S'inspirant de l'étude précédente, Oswald-Egg et Siegenthaler analysent donc les effets de la libre circulation des personnes sur l'apprentissage à l'aide d'une méthode dite de différences dans les différences (DiD). Les auteurs examinent si le nombre de places d'apprentissage dans les entreprises proches de la frontière a évolué différemment de celui des entreprises plus éloignées de la frontière. Les auteurs de l’étude utilisent deux séries de données pour leur analyse. D’un côté les recensements des entreprises suisses de 1995 à 2008 qui indiquent pour toutes les entreprises de Suisse, le nombre d'apprentis et l'emploi des étrangers au cours des années de recensement.
Les auteurs ont ensuite eu recours à des données extrêmement variées sur les coûts et bénéfices de l'apprentissage en Suisse. Dans le cadre de ces enquêtes, un échantillon d'environ 11 000 entreprises ont été interrogées en 2000, 2004 et 2009 sur les coûts et bénéfices de la formation des apprentis. Les coûts de recrutement de personnel qualifié externe sont également détaillés dans ces enquêtes.
Les entreprises proches de la frontière forment moins d'apprentis
Avant d'analyser les effets de la libre circulation des personnes, les auteurs examinent à l'aide des données du recensement des entreprises si la tendance à la formation est liée à la proximité de la frontière. A l’aide des données, chaque entreprise peut être localisée géographiquement de manière précise à l'aide de coordonnées géographiques. Les données montrent une corrélation assez forte entre l'apprentissage et la proximité de la frontière : les entreprises proches de la frontière ont une probabilité de former des apprentis, inférieure d'environ 5 points de pourcentage, soit 25%, à celle des entreprises plus éloignées de la frontière (cf. graphique G 1).
Le nombre d'apprentis est également nettement plus faible dans les entreprises proches de la frontière. A l’inverse, les entreprises proches de la frontière emploient nettement plus de frontaliers. Cela signifie-t-il que les frontaliers se substituent aux apprentis ?
La libre circulation des personnes n'a pas réduit le nombre de places d'apprentissage
La réponse à cette question est fournie par les estimations causales au moyen de la procédure DiD et celle-ci est négative. Les frontaliers et la mise à disposition de places d'apprentissage ne constituaient pas des substituts, du moins au cours des premières années suivant l'entrée en vigueur de la libre circulation des personnes. L'étude, qui a fait l’objet d’une expertise, montre certes, comme l'étude précédente, que les entreprises proches de la frontière ont employé beaucoup plus d'étrangers supplémentaires que les entreprises plus éloignées de la frontière.

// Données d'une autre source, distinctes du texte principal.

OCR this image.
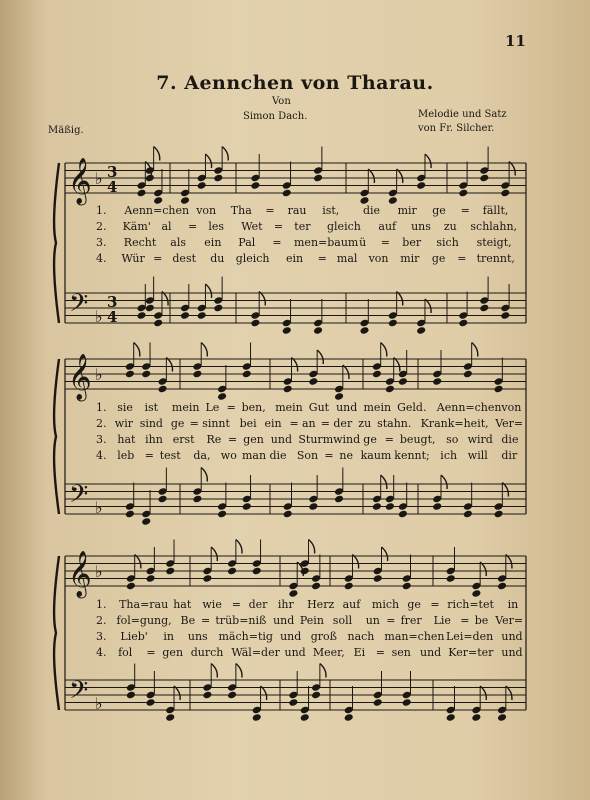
11
7. Aennchen von Tharau.
Von
Simon Dach.	Melodie und Satz
von Fr. Silcher.
Mäßig.
𝄞
𝄢
♭
♭
3
4
3
4
𝄞
𝄢
♭
♭
𝄞
𝄢
♭
♭
1. Aenn=chen von Tha = rau ist, die mir ge = fällt,
2. Käm' al = les Wet = ter gleich auf uns zu schlahn,
3. Recht als ein Pal = men=baum ü = ber sich steigt,
4. Wür = dest du gleich ein = mal von mir ge = trennt,
1. sie ist mein Le = ben, mein Gut und mein Geld. Aenn=chen von
2. wir sind ge = sinnt bei ein = an = der zu stahn. Krank=heit, Ver=
3. hat ihn erst Re = gen und Sturmwind ge = beugt, so wird die
4. leb = test da, wo man die Son = ne kaum kennt; ich will dir
1. Tha=rau hat wie = der ihr Herz auf mich ge = rich=tet in
2. fol=gung, Be = trüb=niß und Pein soll un = frer Lie = be Ver=
3. Lieb' in uns mäch=tig und groß nach man=chen Lei=den und
4. fol = gen durch Wäl=der und Meer, Ei = sen und Ker=ter und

Cela vaut également pour les entreprises qui forment des apprentis. Néanmoins, le nombre de places d'apprentissage a évolué de manière similaire dans les entreprises proches et éloignées de la frontière (cf. graphique G 2).

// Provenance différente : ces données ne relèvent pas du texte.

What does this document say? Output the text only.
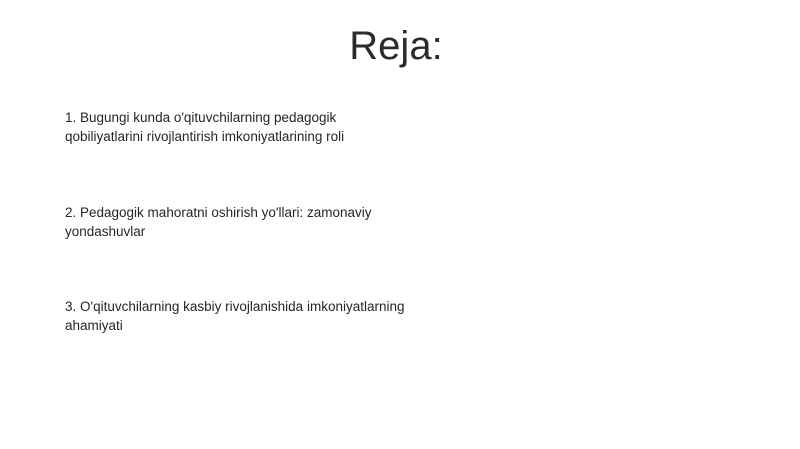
Reja:
1. Bugungi kunda o'qituvchilarning pedagogik qobiliyatlarini rivojlantirish imkoniyatlarining roli
2. Pedagogik mahoratni oshirish yo'llari: zamonaviy yondashuvlar
3. O'qituvchilarning kasbiy rivojlanishida imkoniyatlarning ahamiyati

De même, la probabilité de former des apprentis a évolué à peu près de manière similaire dans les deux régions. Ces deux observations suggèrent que l'ouverture des frontières n'a pas eu d'influence sur le nombre de places d'apprentissage, même dans les entreprises fortement touchées et situées à quelques minutes de la frontière. Ces résultats suggèrent également que la relation du graphique 1 n'est pas nécessairement causale : les entreprises proches de la frontière ne forment peut-être pas moins d'apprentis que les entreprises situées à l'intérieur de la Suisse à cause des frontaliers. Il se pourrait aussi qu'un troisième facteur soit à l'origine de la corrélation négative.
Dans d'autres analyses, l'étude publiée se penche sur la question de savoir pourquoi la libre circulation des personnes n'a pas eu d'influence mesurable sur la formation des apprentis. Elle montre que cela était dû à deux effets contradictoires qui s'annulaient en moyenne : un effet de coût et un effet d'échelle.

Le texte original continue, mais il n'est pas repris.